Population structure of hyperinvasive serotype 12F, clonal complex 218 Streptococcus pneumoniae revealed by multilocus boxB sequence typing.

机构信息

Department of Microbiology, University of Mississippi Medical Center, Jackson, MS, United States.

出版信息

Infect Genet Evol. 2011 Dec;11(8):1929-39. doi: 10.1016/j.meegid.2011.08.016. Epub 2011 Aug 25.
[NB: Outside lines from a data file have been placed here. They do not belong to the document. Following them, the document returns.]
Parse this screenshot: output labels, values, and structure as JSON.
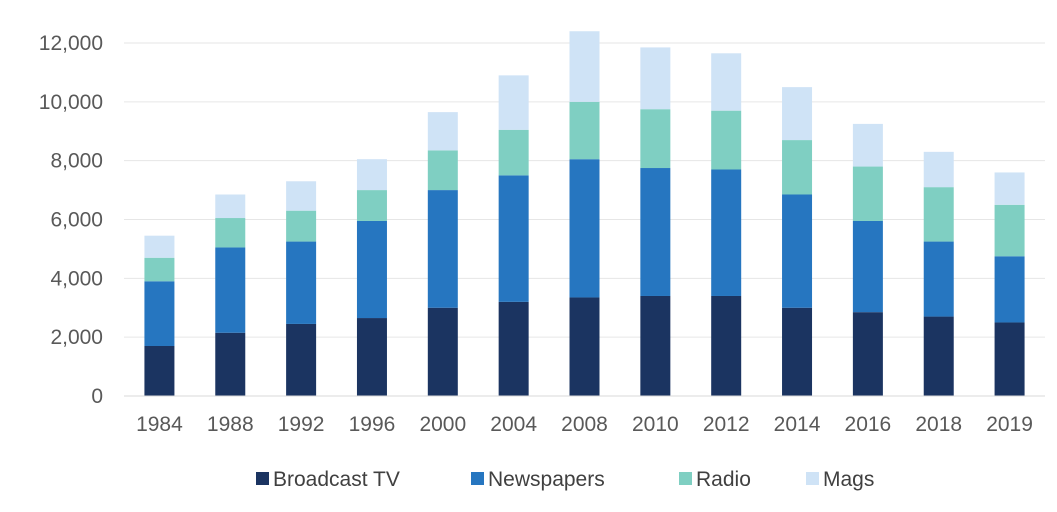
{
  "chart_data": {
    "type": "bar",
    "stacked": true,
    "title": "",
    "xlabel": "",
    "ylabel": "",
    "categories": [
      "1984",
      "1988",
      "1992",
      "1996",
      "2000",
      "2004",
      "2008",
      "2010",
      "2012",
      "2014",
      "2016",
      "2018",
      "2019"
    ],
    "series": [
      {
        "name": "Broadcast TV",
        "color": "#1b3461",
        "values": [
          1700,
          2150,
          2450,
          2650,
          3000,
          3200,
          3350,
          3400,
          3400,
          3000,
          2850,
          2700,
          2500
        ]
      },
      {
        "name": "Newspapers",
        "color": "#2676c0",
        "values": [
          2200,
          2900,
          2800,
          3300,
          4000,
          4300,
          4700,
          4350,
          4300,
          3850,
          3100,
          2550,
          2250
        ]
      },
      {
        "name": "Radio",
        "color": "#7fcfc2",
        "values": [
          800,
          1000,
          1050,
          1050,
          1350,
          1550,
          1950,
          2000,
          2000,
          1850,
          1850,
          1850,
          1750
        ]
      },
      {
        "name": "Mags",
        "color": "#cfe3f6",
        "values": [
          750,
          800,
          1000,
          1050,
          1300,
          1850,
          2400,
          2100,
          1950,
          1800,
          1450,
          1200,
          1100
        ]
      }
    ],
    "ylim": [
      0,
      12000
    ],
    "yticks": [
      0,
      2000,
      4000,
      6000,
      8000,
      10000,
      12000
    ],
    "ytick_labels": [
      "0",
      "2,000",
      "4,000",
      "6,000",
      "8,000",
      "10,000",
      "12,000"
    ],
    "grid": true,
    "legend_position": "bottom"
  }
}
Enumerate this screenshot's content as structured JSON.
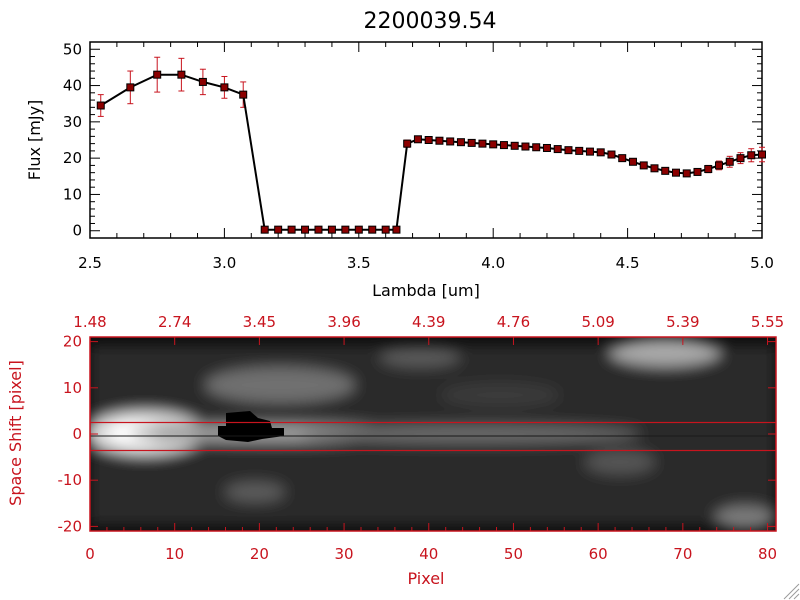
{
  "colors": {
    "accent_red": "#c8141e",
    "marker": "#8b0000",
    "line": "#000000"
  },
  "chart_data": [
    {
      "type": "line",
      "title": "2200039.54",
      "xlabel": "Lambda [um]",
      "ylabel": "Flux [mJy]",
      "xlim": [
        2.5,
        5.0
      ],
      "ylim": [
        -2,
        52
      ],
      "xticks": [
        "2.5",
        "3.0",
        "3.5",
        "4.0",
        "4.5",
        "5.0"
      ],
      "yticks": [
        "0",
        "10",
        "20",
        "30",
        "40",
        "50"
      ],
      "grid": false,
      "series": [
        {
          "x": [
            2.54,
            2.65,
            2.75,
            2.84,
            2.92,
            3.0,
            3.07,
            3.15,
            3.2,
            3.25,
            3.3,
            3.35,
            3.4,
            3.45,
            3.5,
            3.55,
            3.6,
            3.64,
            3.68,
            3.72,
            3.76,
            3.8,
            3.84,
            3.88,
            3.92,
            3.96,
            4.0,
            4.04,
            4.08,
            4.12,
            4.16,
            4.2,
            4.24,
            4.28,
            4.32,
            4.36,
            4.4,
            4.44,
            4.48,
            4.52,
            4.56,
            4.6,
            4.64,
            4.68,
            4.72,
            4.76,
            4.8,
            4.84,
            4.88,
            4.92,
            4.96,
            5.0
          ],
          "y": [
            34.5,
            39.5,
            43.0,
            43.0,
            41.0,
            39.5,
            37.5,
            0.3,
            0.3,
            0.3,
            0.3,
            0.3,
            0.3,
            0.3,
            0.3,
            0.3,
            0.3,
            0.3,
            24.0,
            25.2,
            25.0,
            24.8,
            24.6,
            24.4,
            24.2,
            24.0,
            23.8,
            23.6,
            23.4,
            23.2,
            23.0,
            22.8,
            22.5,
            22.2,
            22.0,
            21.8,
            21.6,
            21.0,
            20.0,
            19.0,
            18.0,
            17.2,
            16.5,
            16.0,
            15.8,
            16.2,
            17.0,
            18.0,
            19.0,
            20.0,
            20.8,
            21.0
          ],
          "yerr": [
            3.0,
            4.5,
            4.8,
            4.5,
            3.5,
            3.0,
            3.5,
            0,
            0,
            0,
            0,
            0,
            0,
            0,
            0,
            0,
            0,
            0,
            1.0,
            0.8,
            0.8,
            0.8,
            0.8,
            0.8,
            0.8,
            0.8,
            0.8,
            0.8,
            0.8,
            0.8,
            0.8,
            0.8,
            0.8,
            0.8,
            0.8,
            0.8,
            0.8,
            0.8,
            0.8,
            0.8,
            0.8,
            0.8,
            0.8,
            0.8,
            0.8,
            0.8,
            1.0,
            1.2,
            1.5,
            1.5,
            1.8,
            2.0
          ]
        }
      ]
    },
    {
      "type": "heatmap",
      "xlabel": "Pixel",
      "ylabel": "Space Shift [pixel]",
      "xlim": [
        0,
        81
      ],
      "ylim": [
        -21,
        21
      ],
      "xticks": [
        "0",
        "10",
        "20",
        "30",
        "40",
        "50",
        "60",
        "70",
        "80"
      ],
      "yticks": [
        "20",
        "10",
        "0",
        "-10",
        "-20"
      ],
      "top_axis_ticks": [
        "1.48",
        "2.74",
        "3.45",
        "3.96",
        "4.39",
        "4.76",
        "5.09",
        "5.39",
        "5.55"
      ],
      "extraction_band": [
        -3,
        3
      ],
      "colormap": "grayscale"
    }
  ]
}
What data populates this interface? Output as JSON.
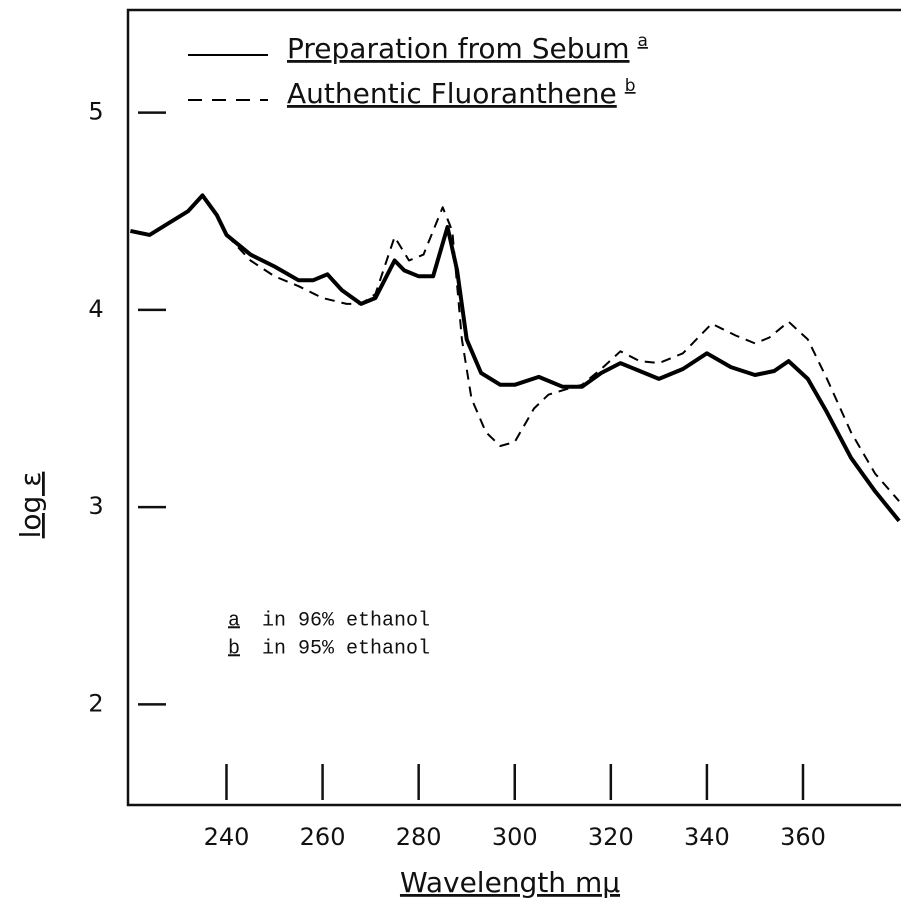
{
  "chart_data": {
    "type": "line",
    "xlabel": "Wavelength mμ",
    "ylabel": "log ε",
    "xlim": [
      219.5,
      380.4
    ],
    "ylim": [
      1.49,
      5.52
    ],
    "xticks": [
      240,
      260,
      280,
      300,
      320,
      340,
      360
    ],
    "yticks": [
      2,
      3,
      4,
      5
    ],
    "series": [
      {
        "name": "Preparation from Sebum",
        "note": "a",
        "color": "#000",
        "style": "solid",
        "x": [
          220,
          224,
          228,
          232,
          235,
          238,
          240,
          245,
          250,
          255,
          258,
          261,
          264,
          268,
          271,
          275,
          277,
          280,
          283,
          286,
          288,
          290,
          293,
          297,
          300,
          305,
          310,
          314,
          318,
          322,
          326,
          330,
          335,
          340,
          345,
          350,
          354,
          357,
          361,
          365,
          370,
          375,
          380
        ],
        "values": [
          4.4,
          4.38,
          4.44,
          4.5,
          4.58,
          4.48,
          4.38,
          4.28,
          4.22,
          4.15,
          4.15,
          4.18,
          4.1,
          4.03,
          4.06,
          4.25,
          4.2,
          4.17,
          4.17,
          4.42,
          4.2,
          3.85,
          3.68,
          3.62,
          3.62,
          3.66,
          3.61,
          3.61,
          3.68,
          3.73,
          3.69,
          3.65,
          3.7,
          3.78,
          3.71,
          3.67,
          3.69,
          3.74,
          3.65,
          3.48,
          3.25,
          3.08,
          2.93
        ]
      },
      {
        "name": "Authentic Fluoranthene",
        "note": "b",
        "color": "#000",
        "style": "dashed",
        "x": [
          240,
          245,
          250,
          255,
          260,
          265,
          268,
          271,
          275,
          278,
          281,
          285,
          287,
          289,
          291,
          294,
          297,
          300,
          304,
          307,
          311,
          314,
          318,
          322,
          326,
          330,
          335,
          341,
          346,
          350,
          353,
          357,
          361,
          365,
          370,
          375,
          380
        ],
        "values": [
          4.38,
          4.25,
          4.17,
          4.12,
          4.06,
          4.03,
          4.03,
          4.08,
          4.37,
          4.25,
          4.28,
          4.52,
          4.4,
          3.85,
          3.55,
          3.38,
          3.31,
          3.33,
          3.5,
          3.57,
          3.6,
          3.62,
          3.7,
          3.79,
          3.74,
          3.73,
          3.78,
          3.93,
          3.87,
          3.83,
          3.86,
          3.94,
          3.85,
          3.65,
          3.38,
          3.17,
          3.03
        ]
      }
    ],
    "notes": [
      {
        "marker": "a",
        "text": "in 96% ethanol"
      },
      {
        "marker": "b",
        "text": "in 95% ethanol"
      }
    ]
  }
}
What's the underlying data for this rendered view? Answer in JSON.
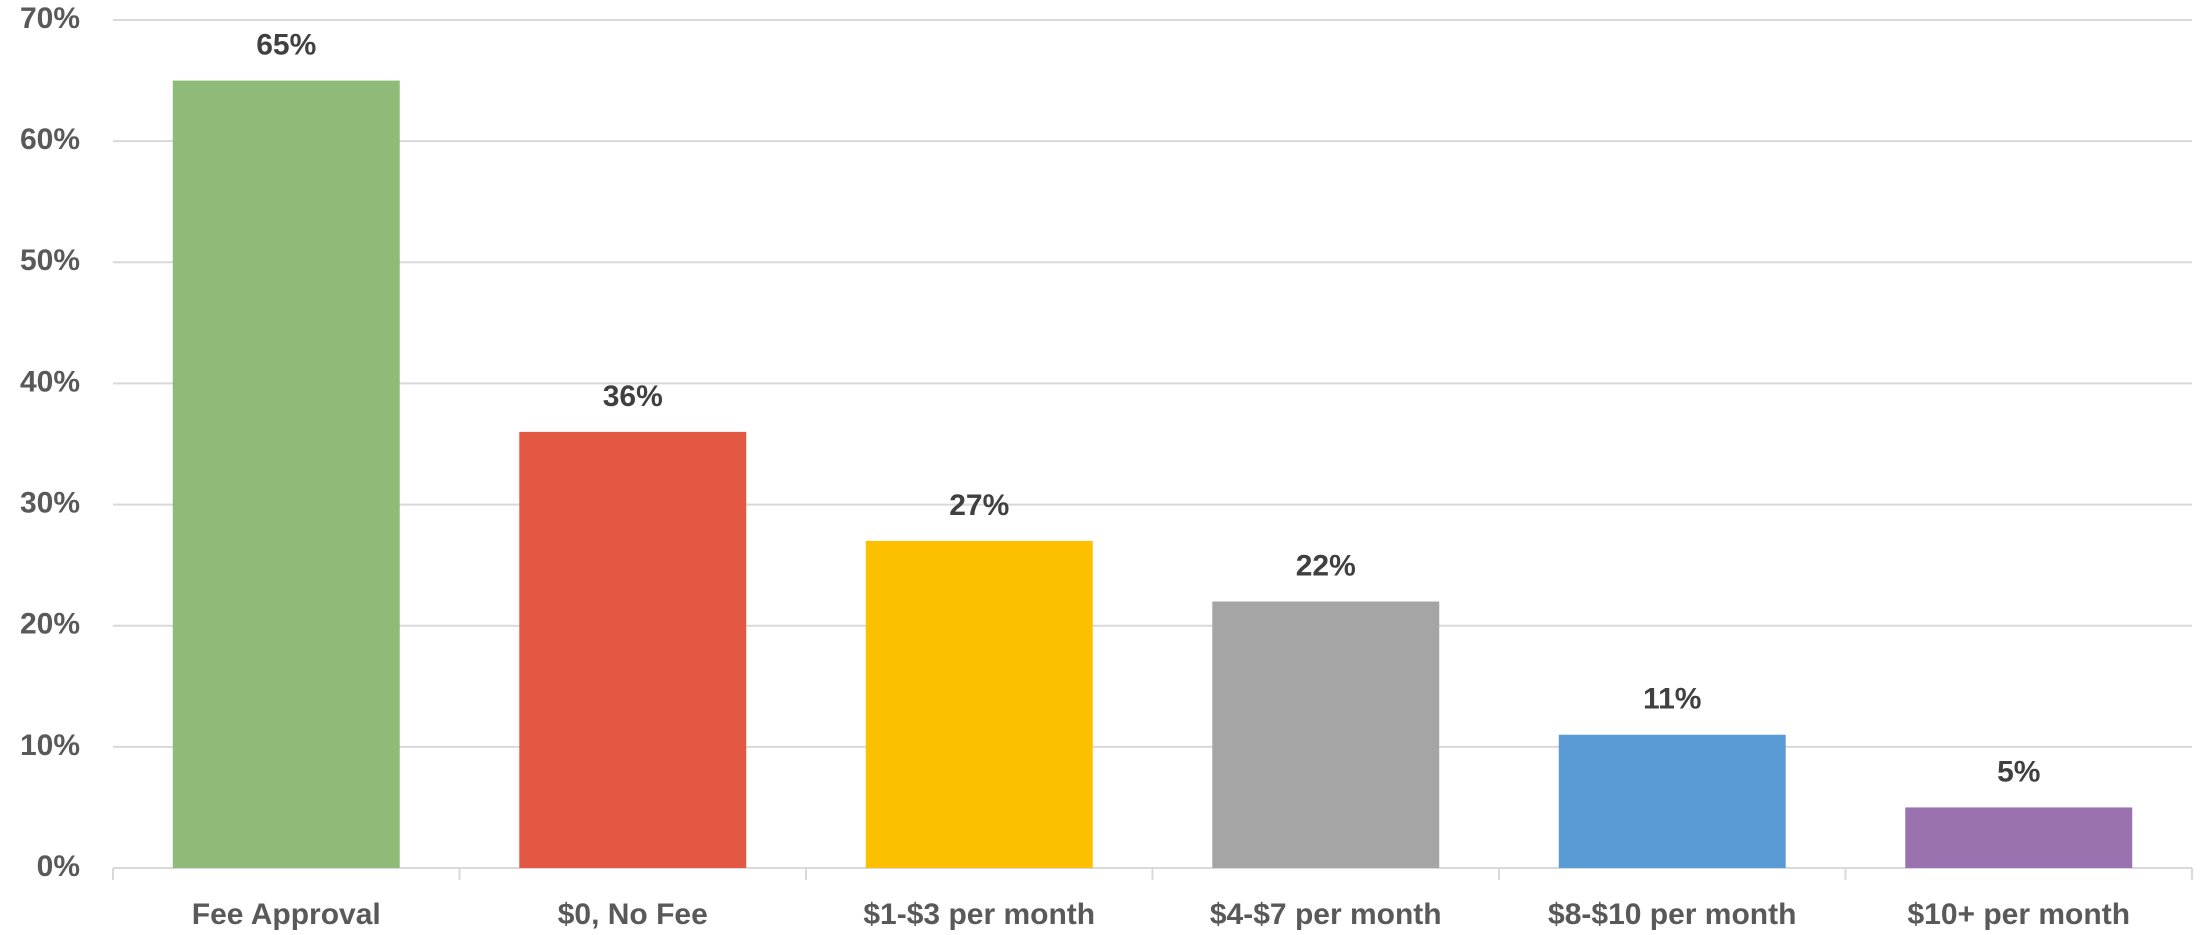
{
  "chart_data": {
    "type": "bar",
    "categories": [
      "Fee Approval",
      "$0, No Fee",
      "$1-$3 per month",
      "$4-$7 per month",
      "$8-$10 per month",
      "$10+ per month"
    ],
    "values": [
      65,
      36,
      27,
      22,
      11,
      5
    ],
    "value_labels": [
      "65%",
      "36%",
      "27%",
      "22%",
      "11%",
      "5%"
    ],
    "colors": [
      "#8fbb78",
      "#e35843",
      "#fdc000",
      "#a5a5a5",
      "#5b9bd5",
      "#9b72b0"
    ],
    "ylim": [
      0,
      70
    ],
    "yticks": [
      {
        "value": 0,
        "label": "0%"
      },
      {
        "value": 10,
        "label": "10%"
      },
      {
        "value": 20,
        "label": "20%"
      },
      {
        "value": 30,
        "label": "30%"
      },
      {
        "value": 40,
        "label": "40%"
      },
      {
        "value": 50,
        "label": "50%"
      },
      {
        "value": 60,
        "label": "60%"
      },
      {
        "value": 70,
        "label": "70%"
      }
    ],
    "grid": true
  }
}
DOI:10.1016/j.meegid.2011.08.016
PMID:21888992
原文链接:https://pmc.ncbi.nlm.nih.gov/articles/PMC3230773/
Abstract

At least four outbreaks of invasive disease caused by serotype 12F, clonal complex 218 Streptococcus pneumoniae have occurred in the United States over the past two decades. We studied the population structure of this clonal complex using a sample of 203 outbreak and surveillance isolates that were collected over 22 years from 34 US states and eight other countries. Conventional multilocus sequence typing identified five types and distinguished a single outbreak from the others. To improve typing resolution, multilocus boxB sequence typing (MLBT) was developed from 10 variable boxB minisatellite loci. MLBT identified 86 types and distinguished between each of the four outbreaks. Diversity across boxB loci tended to be positively correlated with repeat array size and, overall, best fit the infinite alleles mutation model. Multilocus linkage disequilibrium was strong, but pairwise disequilibrium decreased with the physical distance between loci and was strongest in one large region of the chromosome, indicating recent recombinations. Two major clusters were identified in the sample, and they were differentiated geographically, as western and more easterly US clusters, and temporally, as clusters that predominated before and after the licensure of pneumococcal conjugate vaccines. The diversity and linkage disequilibrium within these two clusters also differed, suggesting different population dynamics. MLBT revealed hidden aspects of the population structure of these hyperinvasive pneumococci, and it may provide a useful adjunct tool for outbreak investigations, surveillance, and population genetics studies of other pneumococcal clonal complexes.

摘要

在过去的二十年中,美国至少发生了四起由血清型 12F、克隆复合体 218 肺炎链球菌引起的侵袭性疾病暴发。我们使用来自美国 34 个州和其他 8 个国家的 22 年来收集的 203 个暴发和监测分离株样本研究了该克隆复合体的种群结构。传统的多位点序列分型确定了五种类型,并将单一暴发与其他暴发区分开来。为了提高分型分辨率,从 10 个可变的 boxB 微卫星位点开发了 boxB 多位点序列分型(MLBT)。MLBT 确定了 86 种类型,并区分了这四起暴发中的每一起。boxB 基因座的多样性与重复序列大小呈正相关,总体上符合无限等位基因突变模型。多位点连锁不平衡很强,但随着基因座之间的物理距离增加,成对的不平衡减少,在染色体的一个大区域最强,表明存在近期重组。在样本中确定了两个主要的聚类,它们在地理上有所区分,西部和更东部的美国聚类,以及在时间上,在肺炎球菌结合疫苗许可之前和之后占主导地位的聚类。这两个聚类中的多样性和连锁不平衡也有所不同,表明存在不同的种群动态。MLBT 揭示了这些高侵袭性肺炎链球菌种群结构的隐藏方面,它可能为暴发调查、监测和其他肺炎球菌克隆复合体的群体遗传学研究提供有用的辅助工具。